Based on new sources from eastern Europe and forgotten testimonies
from Jewish survivors, Black Earth recounts the mass murder of
the Jews as an event that is still close to us, more comprehensible
than we would like to think, and thus all the more terrifying.
The
Holocaust began in a dark but accessible place, in Hitler's mind,
with the thought that the elimination of Jews would restore balance
to the planet and allow Germans to win the resources they desperately
needed. Such a worldview could be realized only if Germany destroyed
other states, so Hitler's aim was a colonial war in Europe itself. In
the zones of statelessness, almost all Jews died.
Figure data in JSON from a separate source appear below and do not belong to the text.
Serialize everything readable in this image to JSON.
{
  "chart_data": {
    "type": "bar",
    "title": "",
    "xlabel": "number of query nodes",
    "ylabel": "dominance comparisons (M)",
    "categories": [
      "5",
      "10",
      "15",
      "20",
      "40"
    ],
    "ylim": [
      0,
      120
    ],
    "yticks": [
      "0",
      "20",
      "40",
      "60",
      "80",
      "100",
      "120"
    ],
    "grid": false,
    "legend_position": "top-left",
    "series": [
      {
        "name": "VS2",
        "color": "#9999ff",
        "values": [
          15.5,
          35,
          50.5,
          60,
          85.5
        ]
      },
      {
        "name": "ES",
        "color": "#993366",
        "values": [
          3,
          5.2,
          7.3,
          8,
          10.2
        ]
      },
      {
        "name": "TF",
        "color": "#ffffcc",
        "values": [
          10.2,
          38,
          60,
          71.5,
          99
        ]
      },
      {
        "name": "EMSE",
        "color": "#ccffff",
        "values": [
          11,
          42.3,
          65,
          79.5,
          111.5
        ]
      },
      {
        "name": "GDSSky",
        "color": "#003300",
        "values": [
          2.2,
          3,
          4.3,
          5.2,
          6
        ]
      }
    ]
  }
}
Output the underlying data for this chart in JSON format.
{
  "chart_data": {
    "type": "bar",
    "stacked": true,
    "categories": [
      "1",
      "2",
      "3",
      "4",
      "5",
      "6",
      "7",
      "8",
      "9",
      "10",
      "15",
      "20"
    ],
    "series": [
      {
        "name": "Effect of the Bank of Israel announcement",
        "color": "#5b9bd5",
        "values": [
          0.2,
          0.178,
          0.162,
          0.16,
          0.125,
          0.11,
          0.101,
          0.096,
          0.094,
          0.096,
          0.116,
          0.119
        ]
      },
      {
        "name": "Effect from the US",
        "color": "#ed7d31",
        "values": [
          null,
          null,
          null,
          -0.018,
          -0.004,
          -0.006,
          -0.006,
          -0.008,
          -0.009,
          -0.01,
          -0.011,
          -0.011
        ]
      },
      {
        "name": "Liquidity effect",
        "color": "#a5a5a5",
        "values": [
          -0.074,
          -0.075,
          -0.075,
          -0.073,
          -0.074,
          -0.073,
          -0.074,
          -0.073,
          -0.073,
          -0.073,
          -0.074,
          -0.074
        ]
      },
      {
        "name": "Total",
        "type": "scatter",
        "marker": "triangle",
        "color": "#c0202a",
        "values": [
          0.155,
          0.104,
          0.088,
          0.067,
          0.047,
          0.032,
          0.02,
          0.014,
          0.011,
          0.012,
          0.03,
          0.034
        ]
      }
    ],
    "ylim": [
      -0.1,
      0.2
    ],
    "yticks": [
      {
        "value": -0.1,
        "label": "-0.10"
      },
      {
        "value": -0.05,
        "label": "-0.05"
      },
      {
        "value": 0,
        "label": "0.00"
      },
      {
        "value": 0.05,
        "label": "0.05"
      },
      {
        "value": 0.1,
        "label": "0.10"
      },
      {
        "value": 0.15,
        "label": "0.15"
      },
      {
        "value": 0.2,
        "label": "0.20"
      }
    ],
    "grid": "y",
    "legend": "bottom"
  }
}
A few people, the
righteous few, aided them, without support from institutions. Much of
the new research in this book is devoted to understanding these
extraordinary individuals. The almost insurmountable difficulties
they faced only confirm the dangers of state destruction and
ecological panic. These men and women should be emulated, but in
similar circumstances few of us would do so.
By
overlooking the lessons of the Holocaust, Snyder concludes, we have
misunderstood modernity and endangered the future. The early
twenty-first century is coming to resemble the early twentieth, as
growing preoccupations with food and water accompany ideological
challenges to global order. Our world is closer to Hitler's than we
like to admit, and saving it requires us to see the Holocaust as it
was -- and ourselves as we are.
Groundbreaking,
authoritative, and utterly absorbing, Black Earth reveals a
Holocaust that is not only history but warning.